Pneumatic dilatation under fluoroscopy may be diagnostic and therapeutic; while it expands and cures a fibromuscular stenosis, a persistent "waist" in the balloon indicates a cartilaginous ring and the necessity for resection. Laser lysis of webs has been described and may be attempted in selected cases.
Foregut duplications include esophageal cystic or tubular duplications and bronchogenic cysts. Due to foregut derivation of the duplications, they can be associated with an extralobar sequestration or a stenosis/atresia of the esophagus. Cysts are usually located in the right posterior mediastinum. Esophageal duplications may be separated from the esophagus or may share a common wall, but they are rarely in continuity with it. Duplications may contain gastric mucosa.

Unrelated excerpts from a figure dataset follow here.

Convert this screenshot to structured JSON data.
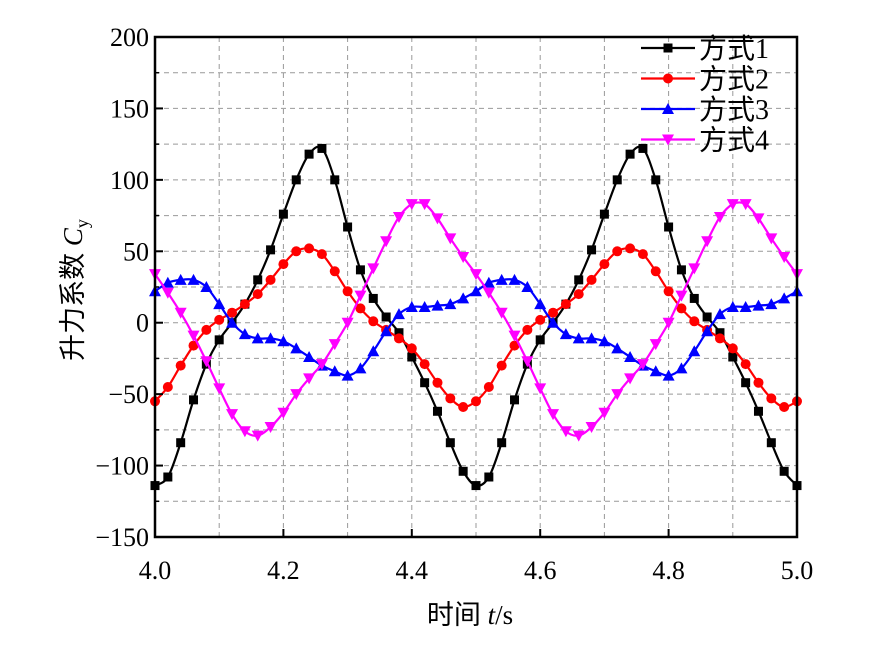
{
  "chart_data": {
    "type": "line",
    "title": "",
    "xlabel": {
      "prefix": "时间 ",
      "var": "t",
      "suffix": "/s"
    },
    "ylabel": {
      "prefix": "升力系数 ",
      "var": "C",
      "sub": "y"
    },
    "xlim": [
      4.0,
      5.0
    ],
    "ylim": [
      -150,
      200
    ],
    "xticks": [
      4.0,
      4.2,
      4.4,
      4.6,
      4.8,
      5.0
    ],
    "xtick_labels": [
      "4.0",
      "4.2",
      "4.4",
      "4.6",
      "4.8",
      "5.0"
    ],
    "yticks": [
      -150,
      -100,
      -50,
      0,
      50,
      100,
      150,
      200
    ],
    "ytick_labels": [
      "−150",
      "−100",
      "−50",
      "0",
      "50",
      "100",
      "150",
      "200"
    ],
    "grid": true,
    "legend_position": "top-right",
    "x": [
      4.0,
      4.02,
      4.04,
      4.06,
      4.08,
      4.1,
      4.12,
      4.14,
      4.16,
      4.18,
      4.2,
      4.22,
      4.24,
      4.26,
      4.28,
      4.3,
      4.32,
      4.34,
      4.36,
      4.38,
      4.4,
      4.42,
      4.44,
      4.46,
      4.48,
      4.5,
      4.52,
      4.54,
      4.56,
      4.58,
      4.6,
      4.62,
      4.64,
      4.66,
      4.68,
      4.7,
      4.72,
      4.74,
      4.76,
      4.78,
      4.8,
      4.82,
      4.84,
      4.86,
      4.88,
      4.9,
      4.92,
      4.94,
      4.96,
      4.98,
      5.0
    ],
    "series": [
      {
        "name": "方式1",
        "color": "#000000",
        "marker": "square",
        "values": [
          -114,
          -108,
          -84,
          -54,
          -29,
          -12,
          0,
          13,
          30,
          51,
          76,
          100,
          118,
          122,
          100,
          67,
          37,
          17,
          4,
          -7,
          -24,
          -42,
          -62,
          -84,
          -104,
          -114,
          -108,
          -84,
          -54,
          -29,
          -12,
          0,
          13,
          30,
          51,
          76,
          100,
          118,
          122,
          100,
          67,
          37,
          17,
          4,
          -7,
          -24,
          -42,
          -62,
          -84,
          -104,
          -114
        ]
      },
      {
        "name": "方式2",
        "color": "#ff0000",
        "marker": "circle",
        "values": [
          -55,
          -45,
          -30,
          -16,
          -5,
          2,
          7,
          13,
          20,
          30,
          41,
          50,
          52,
          48,
          36,
          22,
          10,
          1,
          -5,
          -11,
          -18,
          -29,
          -42,
          -53,
          -59,
          -55,
          -45,
          -30,
          -16,
          -5,
          2,
          7,
          13,
          20,
          30,
          41,
          50,
          52,
          48,
          36,
          22,
          10,
          1,
          -5,
          -11,
          -18,
          -29,
          -42,
          -53,
          -59,
          -55
        ]
      },
      {
        "name": "方式3",
        "color": "#0000ff",
        "marker": "triangle-up",
        "values": [
          22,
          28,
          30,
          30,
          25,
          13,
          0,
          -8,
          -11,
          -11,
          -13,
          -18,
          -24,
          -30,
          -34,
          -37,
          -32,
          -20,
          -6,
          6,
          11,
          11,
          12,
          13,
          17,
          22,
          28,
          30,
          30,
          25,
          13,
          0,
          -8,
          -11,
          -11,
          -13,
          -18,
          -24,
          -30,
          -34,
          -37,
          -32,
          -20,
          -6,
          6,
          11,
          11,
          12,
          13,
          17,
          22
        ]
      },
      {
        "name": "方式4",
        "color": "#ff00ff",
        "marker": "triangle-down",
        "values": [
          34,
          21,
          7,
          -9,
          -27,
          -46,
          -64,
          -76,
          -79,
          -73,
          -63,
          -50,
          -39,
          -29,
          -15,
          0,
          19,
          38,
          57,
          74,
          83,
          83,
          73,
          59,
          46,
          34,
          21,
          7,
          -9,
          -27,
          -46,
          -64,
          -76,
          -79,
          -73,
          -63,
          -50,
          -39,
          -29,
          -15,
          0,
          19,
          38,
          57,
          74,
          83,
          83,
          73,
          59,
          46,
          34
        ]
      }
    ]
  }
}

Duplications of the esophagus also can be associated with vertebral anomalies and intraspinal cysts and are often associated with intra-abdominal intestinal duplications. Most authorities ascribe these anomalies to failure of the notochord to detach from the endoderm, with persistence of a neurenteric canal.
Diagnosis and clinical findings
Large duplications can result in cardiac or respiratory symptoms. Neurologic symptoms often predominate if there are associated vertebral anomalies.
A chest radiograph may demonstrate a soft tissue mass with a mediastinal shift. Ultrasound can help distinguish a solid from a cystic mass, and a barium contrast study can demonstrate extrinsic compression of the esophagus. CT scan delineates anatomy of the mass prior to surgical resection, and nuclear (technetium) scan may identify ectopic gastric mucosa.
Definitive treatment involves surgical resection of the duplication. Perger et al (2006) reported on 2 recent cases of thoracoscopic resection of esophageal duplication cysts. 
Congenital Bronchopulmonary Foregut Malformations
Congenital bronchopulmonary foregut malformations are very rare anomalies that result in a communication between the esophagus and a sequestered part of the lung. [14, 15] Symptoms include respiratory distress, cough during feeding, and recurrent pneumonias. Chest radiographs and ultrasound usually demonstrate the mass with a mediastinal shift. Barium contrast studies can demonstrate extrinsic compression of the esophagus. CT scan and/or MRI delineate pathology prior to surgical resection. Definitive treatment is surgical.
Other Rarer Anomalies
Congenital diverticulum of esophagus
Symptoms include emesis, regurgitation, and recurrent lung infections. Treatment is surgical excision of the diverticulum, fundoplication, and pyloroplasty. The video below demonstrates robotic-assisted esophagectomy pyloroplasty.
Congenital short esophagus
This condition is usually associated with a hiatus hernia and an intrathoracic stomach. Infants usually present during the first month of life with failure to thrive. Surgical intervention involves an antireflux procedure, often combined with an esophageal-lengthening procedure (eg, Collis-Nissen fundoplication).